ARTICLE: Finding Hope in Africa
Tim Stafford | posted 7/17/1995 12:00AM
My Kenyan friends confronted escalating violence, crime, corruption, and poverty- and yet did not despair. I wanted to find out why.
Our 13-year-old daughter was born in Africa, but before last summer she had no memories of that continent, since we left when she was one year old. My wife and I remembered blue skies and rampant bougainvillea, warm-hearted friends, and fascinating intercultural experiences. We wanted our daughter and our two sons to share such memories, so we thought about an extended visit back.
Yet we had fears. For the 12 years we had been gone, Africa had gone from bad to worse. Kenyan friends had written terrible news. Some had been imprisoned on political charges. Some had been beaten and robbed, their lives threatened. All had witnessed a violent coup attempt and had participated in an election characterized by tribal divisions and fraud. One friend's boss, a cabinet minister, was savagely murdered by political opponents. Another friend had witnessed his boss, an Anglican bishop, killed in a traffic accident that most people believe was arranged. A third friend had nearly died in prison, where he was held in solitary confinement on political charges.
I suppose most Americans barely notice the few African items that make the newspaper, but I follow them closely. They portray a place of war, savagery, disease, poverty, and corrupt government. Kenya is very much affected.
War.
Kenya borders on Sudan, which has had unceasing civil war for 20 years; on Somalia, with its murderous clans; on Ethiopia, where rebel armies recently overthrew a repressive Marxist government and split the country; on Uganda, where Idi Amin and Milton Obote slaughtered thousands of tribal opponents before the present, more benign government took power. Of Kenya's immediate neighbors, only poverty-stricken Tanzania, to the south, has been free from internal war. Kenya is just a skip and a jump from murderous Rwanda and Burundi.
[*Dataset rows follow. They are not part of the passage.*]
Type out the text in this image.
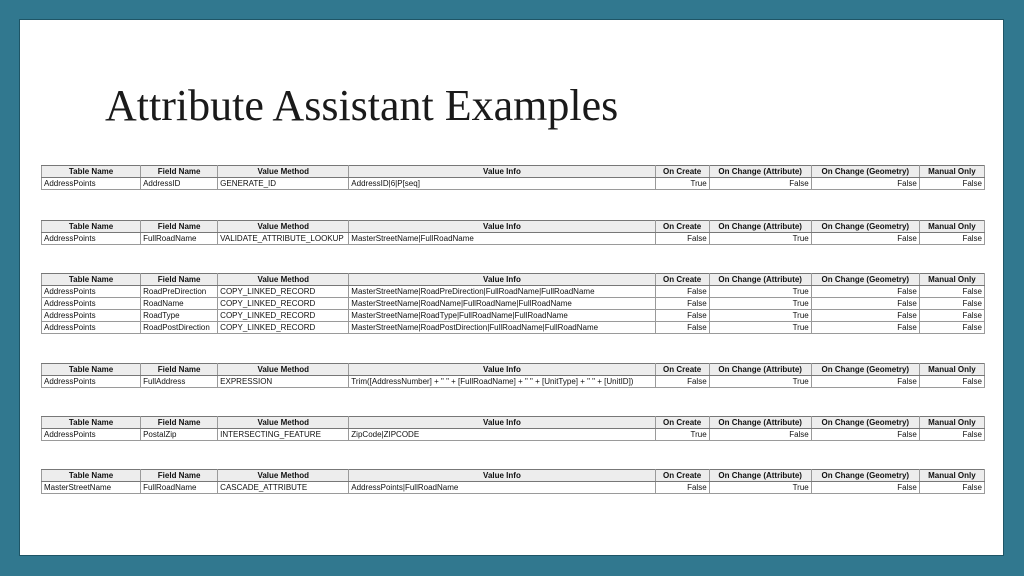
Attribute Assistant Examples
Table Name	Field Name	Value Method	Value Info	On Create	On Change (Attribute)	On Change (Geometry)	Manual Only
AddressPoints	AddressID	GENERATE_ID	AddressID|6|P[seq]	True	False	False	False
Table Name	Field Name	Value Method	Value Info	On Create	On Change (Attribute)	On Change (Geometry)	Manual Only
AddressPoints	FullRoadName	VALIDATE_ATTRIBUTE_LOOKUP	MasterStreetName|FullRoadName	False	True	False	False
Table Name	Field Name	Value Method	Value Info	On Create	On Change (Attribute)	On Change (Geometry)	Manual Only
AddressPoints	RoadPreDirection	COPY_LINKED_RECORD	MasterStreetName|RoadPreDirection|FullRoadName|FullRoadName	False	True	False	False
AddressPoints	RoadName	COPY_LINKED_RECORD	MasterStreetName|RoadName|FullRoadName|FullRoadName	False	True	False	False
AddressPoints	RoadType	COPY_LINKED_RECORD	MasterStreetName|RoadType|FullRoadName|FullRoadName	False	True	False	False
AddressPoints	RoadPostDirection	COPY_LINKED_RECORD	MasterStreetName|RoadPostDirection|FullRoadName|FullRoadName	False	True	False	False
Table Name	Field Name	Value Method	Value Info	On Create	On Change (Attribute)	On Change (Geometry)	Manual Only
AddressPoints	FullAddress	EXPRESSION	Trim([AddressNumber] + " " + [FullRoadName] + " " + [UnitType] + " " + [UnitID])	False	True	False	False
Table Name	Field Name	Value Method	Value Info	On Create	On Change (Attribute)	On Change (Geometry)	Manual Only
AddressPoints	PostalZip	INTERSECTING_FEATURE	ZipCode|ZIPCODE	True	False	False	False
Table Name	Field Name	Value Method	Value Info	On Create	On Change (Attribute)	On Change (Geometry)	Manual Only
MasterStreetName	FullRoadName	CASCADE_ATTRIBUTE	AddressPoints|FullRoadName	False	True	False	False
No one in Kenya says, "It can't happen here." The last several years the government has (depending on who you believe) at best permitted, and at worst instigated, ethnic cleansing in the Great Rift Valley. Thousands of Kenyans have been driven from their farms. Many have died—no one can say how many, because the government has made the area off—limits to observers. Those cast out now live in refugee camps, while their lands lie fallow. Since many of the victims are from Kenya's largest and most influential tribe, the Kikuyu, the potential for more violence is great.
Disease.
AIDS is rampant in Kenya. Blood screening and disposable needles are not used universally or effectively, so everyone is at risk. At the same time, historic killers like malaria and sleeping sickness have come back with a vengeance, having acquired resistance to the medicines that target them.
Poverty.
Economically, Africa has gone wrong in every way conceivable. World Bank projections suggest that, even if African economies were to grow as well as hoped, it would take an entire generation to gain the level they enjoyed 20 years ago.
In Kenya, the economy has been stagnant while the population has been booming. Theft has become common, as the poor swarm out of their growing slums, and the well-off (meaning anyone who has a home, a car, even a stereo) protect their property with a small army of hired guards, with security alarms, walls, and barred windows. Women are warned never to wear jewelry in public places. (My wife, forgetting the admonitions, had an earring snatched off on Nairobi's main boulevard.) You cannot insure your car, I was told, unless it has at least two security systems protecting it.